TRIBUNNEWSBATAM.COM, JEMBER - Ternyata banyak sekali warga Jember yang mempunyai keahlian sebagai hacker (peretas), selain Wildan Yani Ashari. Mereka semua tergabung dalam Jember Hacker Team (JHT), dan butuh penyaluran bakat agar keahliannya tidak justru merusak.
Tidak boleh ada foto, juga tidak perlu menyebutkan identitas dalam pemberitaan. Demikian permintaan para anggota Jember Hacker Team ketika Surya bertemu dan ikut kegiatan mereka beberapa hari lalu.
Jember Hacker Team, menjadi terkenal tidak hanya di kalangan hacker namun juga orang yang tidak mengerti dunia hacker setelah Wildan Yani Ashari ditangkap tim Cyber Crime Mabes Polri. Wildan meninggalkan tampilan 'Jember Hacker Team' di situs resmi Presiden Susilo Bambang Yudhoyono (SBY) yang telah diretasnya.
JHT, demikian akronim Jember Hacker Team yang disematkan oleh penghuninya. Didirikan sejak tahun 2011 lalu dan kini anggota di forum mencapai 3.000 orang dari seluruh Indonesia. Sementara, warga Jember sendiri yang masuk dalam forum itu sekitar 1.600 orang.
Anggotanya didominasi oleh generasi muda, anak sekolahan, kuliahan juga pekerja muda. Anak sekolah mulai dari tingkat SMP dan SMA banyak bergabung.
Diskusi dan komunikasi tidak hanya dilakukan di forum chat JHT namun juga diskusi darat yang digelar setiap bulan sekali. Namun pertemuan sebulan sekali itu biasanya diikuti tidak lebih dari 10 orang setiap kali pertemuan. Padahal dalam acara kopi darat, ilmu yang dipelajari lebih banyak. Diskusi berlangsung mirip kelas informal karena ada mentor yang akan berbagi ilmu.
Namun sang mentor, salah satu pendiri JHT, tidak akan begitu saja berbagi ilmu. "Saya harus lihat iktikad anak itu. Apakah baik atau buruk, artinya akan dibuat untuk merusak atau kebaikan," ujar sang mentor, sebut saja Adi kepada Surya (Tribun Network), Selasa (23/4/2013).
Menurut Adi, dalam dunia hacker ada tiga golongan, seperti juga di manusia yakni Black Hacker, Grey Hacker dan White Hacker. Black Hacker adalah mereka yang punya ilmu namun digunakan untuk kejelekan seperti deface (mengubah tampilan situs pihak lain), atau masuk ke sistem dan mengambil data untuk kepentingan jelek.
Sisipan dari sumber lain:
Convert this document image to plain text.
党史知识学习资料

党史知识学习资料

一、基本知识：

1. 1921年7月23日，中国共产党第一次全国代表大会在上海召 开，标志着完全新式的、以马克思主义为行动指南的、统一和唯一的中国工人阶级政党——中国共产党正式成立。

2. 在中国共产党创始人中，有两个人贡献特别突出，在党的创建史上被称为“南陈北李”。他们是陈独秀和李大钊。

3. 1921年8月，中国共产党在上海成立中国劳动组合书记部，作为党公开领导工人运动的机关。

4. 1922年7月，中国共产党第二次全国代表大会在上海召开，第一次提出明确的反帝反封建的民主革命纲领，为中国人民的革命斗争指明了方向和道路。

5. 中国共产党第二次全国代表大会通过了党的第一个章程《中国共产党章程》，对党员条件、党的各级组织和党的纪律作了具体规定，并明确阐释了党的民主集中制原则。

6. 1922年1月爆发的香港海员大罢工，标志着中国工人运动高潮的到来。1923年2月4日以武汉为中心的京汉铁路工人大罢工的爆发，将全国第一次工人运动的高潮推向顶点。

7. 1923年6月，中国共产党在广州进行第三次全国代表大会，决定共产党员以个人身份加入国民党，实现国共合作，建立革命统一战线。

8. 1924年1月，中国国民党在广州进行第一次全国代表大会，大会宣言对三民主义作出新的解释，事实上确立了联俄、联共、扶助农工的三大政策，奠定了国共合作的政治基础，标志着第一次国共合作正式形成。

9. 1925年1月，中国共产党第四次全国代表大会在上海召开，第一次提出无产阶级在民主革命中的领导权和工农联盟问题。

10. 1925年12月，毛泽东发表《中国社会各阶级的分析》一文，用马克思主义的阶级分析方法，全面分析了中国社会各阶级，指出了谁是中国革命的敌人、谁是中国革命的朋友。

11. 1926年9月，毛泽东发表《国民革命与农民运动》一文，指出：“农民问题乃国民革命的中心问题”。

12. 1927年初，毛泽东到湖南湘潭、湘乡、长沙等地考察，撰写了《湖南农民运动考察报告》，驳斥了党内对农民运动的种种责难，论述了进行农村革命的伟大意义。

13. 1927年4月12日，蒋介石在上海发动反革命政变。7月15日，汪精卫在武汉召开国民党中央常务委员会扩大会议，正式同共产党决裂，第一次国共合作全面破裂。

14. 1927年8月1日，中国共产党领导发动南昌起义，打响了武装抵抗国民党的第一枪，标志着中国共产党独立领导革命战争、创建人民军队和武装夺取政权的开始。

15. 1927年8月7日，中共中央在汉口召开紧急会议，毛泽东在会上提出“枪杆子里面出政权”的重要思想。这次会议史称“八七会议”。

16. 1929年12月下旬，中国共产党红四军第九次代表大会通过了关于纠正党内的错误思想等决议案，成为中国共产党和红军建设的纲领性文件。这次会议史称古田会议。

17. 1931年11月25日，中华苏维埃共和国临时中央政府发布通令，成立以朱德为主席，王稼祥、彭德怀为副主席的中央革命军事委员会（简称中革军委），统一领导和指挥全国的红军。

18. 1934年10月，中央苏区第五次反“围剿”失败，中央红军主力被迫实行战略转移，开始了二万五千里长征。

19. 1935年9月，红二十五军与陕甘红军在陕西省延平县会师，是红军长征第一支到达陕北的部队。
Kalau seseorang yang bisa menjebol server ataupun kartu berharga (carding) bisa menggunakan isinya untuk kepentingan pribadi dan merugikan orang lain.
"Kalau abu-abu (Grey Hacker), ya berada di tengah-tengah. Kadang digunakan untuk kejelekan namun kadang juga tidak," lanjut Adi.
Sementara White Hacker adalah hacker yang lebih memilih menjadi seorang satpam alias security system dalam dunia TI. "Jadi seseorang belajar keamanan dan celahnya untuk digunakan lebih meningkatkan keamanan sistem ataupun suatu website. Hacker jenis ini biasanya meninggalkan pesan ke situs yang berhasil dibobol, berisi pemberitahuan tentang kelemahan situs tersebut," kata Adi.
Seperti anggota JHT yang memakai nickname 'Star Angga'. Remaja yang masih duduk di bangku kelas 2 sebuah SMA negeri di Jember itu belajar keamanan dan celah keamanan sistem karena tertarik. "Kalau kita tahu celah suatu web, misalnya, kita bisa menambal kelemahannya atau menambah keamanan di sistem itu," ujarnya.
Meski juga belajar men-deface sebuah tampilan website, namun ia tidak pernah mencuri atau menghilangkan isi web tersebut. Ia juga bisa memperbaiki tampilan laman yang telah di-deface-nya ke tampilan semula.
Sudah Insyaf
Sang mentor Adi mengakui, sejumlah anggota JHT yang kemampuannya di atas rata-rata telah mendeface ratusan hingga ribuan web. Web milik sejumlah instansi di Jember sebagian besar sudah dimasuki oleh anggota JHT.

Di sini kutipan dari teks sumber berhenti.